Rasin R S : Like Marcel Grieger , I have not seen this index in the context of confirmatory factor analysis (CFA).
What do you mean by "most influenced"? Often, we use standardized path (structural regression) coefficients to examine relative "influence" in structural equation (regression) and path models. You can also compute "total effects" in such models as the sum of the direct plus all indirect effects. In addition, R^2 values can be computed to estimate "total variability accounted for" in a given endogenous variable/ dependent factor. But I'm not sure this is what you have in mind.
Pratt’s index was calculated using the correlation between the criterion variable and the specific independent variable (IV), R2 value, and standardized regression coefficient of the specific IV in multiple regression analysis to provide information about the percentage of explained variance of the IV in the R2 value (Wu, Zumbo, & Marshall, 2014). Although this index initially developed for multiple regression analysis, subsequent studies extended its utility for exploratory and confirmatory factor analysis. Thus, this index may be used in exploratory factor analysis and confirmatory factor analysis to determine item importance in latent variable.
However, as indicated by Dr.Christian Geiser, their utility in these analyses still scarce as well as software for these analyses except for R software.

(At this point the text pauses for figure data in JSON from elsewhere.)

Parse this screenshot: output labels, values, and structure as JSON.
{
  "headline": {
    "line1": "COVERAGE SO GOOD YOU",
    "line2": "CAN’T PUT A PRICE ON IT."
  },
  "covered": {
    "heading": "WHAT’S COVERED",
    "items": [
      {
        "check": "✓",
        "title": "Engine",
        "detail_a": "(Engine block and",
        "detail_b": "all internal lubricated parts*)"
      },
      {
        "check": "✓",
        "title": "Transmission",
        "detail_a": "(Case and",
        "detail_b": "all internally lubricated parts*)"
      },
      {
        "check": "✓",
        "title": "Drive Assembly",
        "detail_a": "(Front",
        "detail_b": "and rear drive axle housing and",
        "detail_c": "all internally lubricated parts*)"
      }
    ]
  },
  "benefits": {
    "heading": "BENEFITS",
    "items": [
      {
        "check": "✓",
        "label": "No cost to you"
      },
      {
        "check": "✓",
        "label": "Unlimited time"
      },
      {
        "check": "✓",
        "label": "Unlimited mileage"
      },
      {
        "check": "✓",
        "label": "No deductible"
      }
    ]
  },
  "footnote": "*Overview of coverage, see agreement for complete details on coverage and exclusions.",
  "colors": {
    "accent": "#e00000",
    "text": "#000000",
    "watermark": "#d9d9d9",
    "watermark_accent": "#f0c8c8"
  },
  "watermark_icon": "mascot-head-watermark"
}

For more information, see below articles.
Wu, A. D., & Zumbo, B. D. (2017). Using Pratt's Importance Measures in confirmatory factor analyses. Journal of Modern Applied Statistical Methods, 16(2), 81-98.
Wu, A. D., Zumbo, B. D., & Marshall, S. K. (2014). A method to aid in the interpretation of EFA results: An application of Pratt’s measures. International Journal of Behavioral Development, 38(1), 98-110.